Thats why I don't weigh myself at work. Its just makes me sad. I know that scale is darn right. Bah.:nono:

Specializes in ICU.
lol... i can almost see you standing backwards on the scale rollinglaughingsmiley.gif

if i have to get weighed, i close my eyes and i tell them to not tell me. yeah i guess you could consider it denial, but i am by no means overweight at all. just a lil extra padding in areas i don't want. but i like to go by how my clothes feel. i know they're slightly tighter. i don't need a scale to tell me to stop eating crap!! but yeah they look at me funny when i close my eyes and plug my ears, hahaha

Specializes in ED/ICU/TELEMETRY/LTC.

I don't have health problems. On the rare occasions that I do to the doctor, and they want to weigh me. I just refuse. I know my rights. BWHAHAHAHAHAH. You should see the looks on the nurse's face. They don't know what to say.

Specializes in NICU, Infection Control.

I went the Gyn once w/a list of 4 things I had ??s about; none of them had anything to do w/wt. So I declined the scale. When the doc asked me why, I just handed him the list. He agreed, my wt didn't enter the equations. "But NEXT time!!" OK, OK.

Specializes in I/DD.
And here we as nurses weighing ourselves before and after a BM to see who had the biggest one. Everyone does that right?

That is actually how I monitor my I&O's. 450cc of urine = 1 lb. I wish I was joking...

Specializes in Psych ICU, addictions.

When I am the nurse, I patiently explain to the patient that weight fluctuates by up to several pounds over the course of the day (using the "drink a Venti Starbucks and you've added 1 lb in fluid weight"). If that doesn't work, I use the Hacker's Diet explanation of their body as a rubber bag and the weight happens to be what's in the rubber bag at the time.
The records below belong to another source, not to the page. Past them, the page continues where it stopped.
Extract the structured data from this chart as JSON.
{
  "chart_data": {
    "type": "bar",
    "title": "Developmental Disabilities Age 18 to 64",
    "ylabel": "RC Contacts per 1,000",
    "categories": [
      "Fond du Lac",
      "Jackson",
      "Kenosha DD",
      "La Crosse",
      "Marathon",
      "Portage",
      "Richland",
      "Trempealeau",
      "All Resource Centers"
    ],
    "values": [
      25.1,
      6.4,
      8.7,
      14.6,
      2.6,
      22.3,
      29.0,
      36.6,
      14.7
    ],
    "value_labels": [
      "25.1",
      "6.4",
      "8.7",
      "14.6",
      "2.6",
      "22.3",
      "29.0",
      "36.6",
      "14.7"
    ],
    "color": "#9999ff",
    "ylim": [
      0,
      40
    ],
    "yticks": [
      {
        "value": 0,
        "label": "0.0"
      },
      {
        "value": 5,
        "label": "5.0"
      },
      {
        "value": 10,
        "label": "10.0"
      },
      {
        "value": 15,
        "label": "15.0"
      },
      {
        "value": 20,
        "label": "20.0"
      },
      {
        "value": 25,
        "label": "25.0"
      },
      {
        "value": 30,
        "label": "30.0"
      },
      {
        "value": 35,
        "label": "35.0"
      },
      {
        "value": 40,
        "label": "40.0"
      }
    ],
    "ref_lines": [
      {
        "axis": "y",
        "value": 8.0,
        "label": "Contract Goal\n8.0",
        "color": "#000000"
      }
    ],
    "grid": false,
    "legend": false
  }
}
When I'm the patient, I jokingly tell the nurse that they're being cruel to ask for my weight, but I'll just take the shoes off and the keys out of my pocket, and hop on. Depending on my mood, I may also ask them not to tell me what the number is.

i remember the argument i had with a nurse when i was a nursing aide (this was waaaaaay before you could be certified) over a bedscale weight. for those of you young'uns who haven't see an actual bed scale, imagine a long-green ironing board that stores vertical but tips down to horizontal. the whole thing goes up next to the bed, you pull the patient onto it, and then jack it up until it clears the mattress, then slide the little weight around until it balances.

this nurse told me to tie the patient's arm to her chest because it kept flopping over into open air, because it if wasn't on the scale the weight would be inaccurate. :eek: i said, "when you stand on a scale, does it show you weigh less if you stretch your arms out? let's try that on the standing scale over there." somehow the concept of downward force hadn't been covered in her education.

i've always liked the idea of experiential learning. but i would really like it if the parts of me that aren't directly over the scale somehow didn't show up in the total weight.

Specializes in Trauma, ER, ICU, CCU, PACU, GI, Cardiology, OR.
i said, "when you stand on a scale, does it show you weigh less if you stretch your arms out? let's try that on the standing scale over there." somehow the concept of downward force hadn't been covered in her education.

i can only imagine what the nurse in questioned answered, to your question :D

Specializes in Orthopedic, LTC, STR, Med-Surg, Tele.

Sometimes my fresh post-op ladies will be like "do I really have to tell you??" Rather than embarrass them in front of their husbands, I'll just check the bedscale and hope it was zeroed out right because I am SO BAD at guessing weights.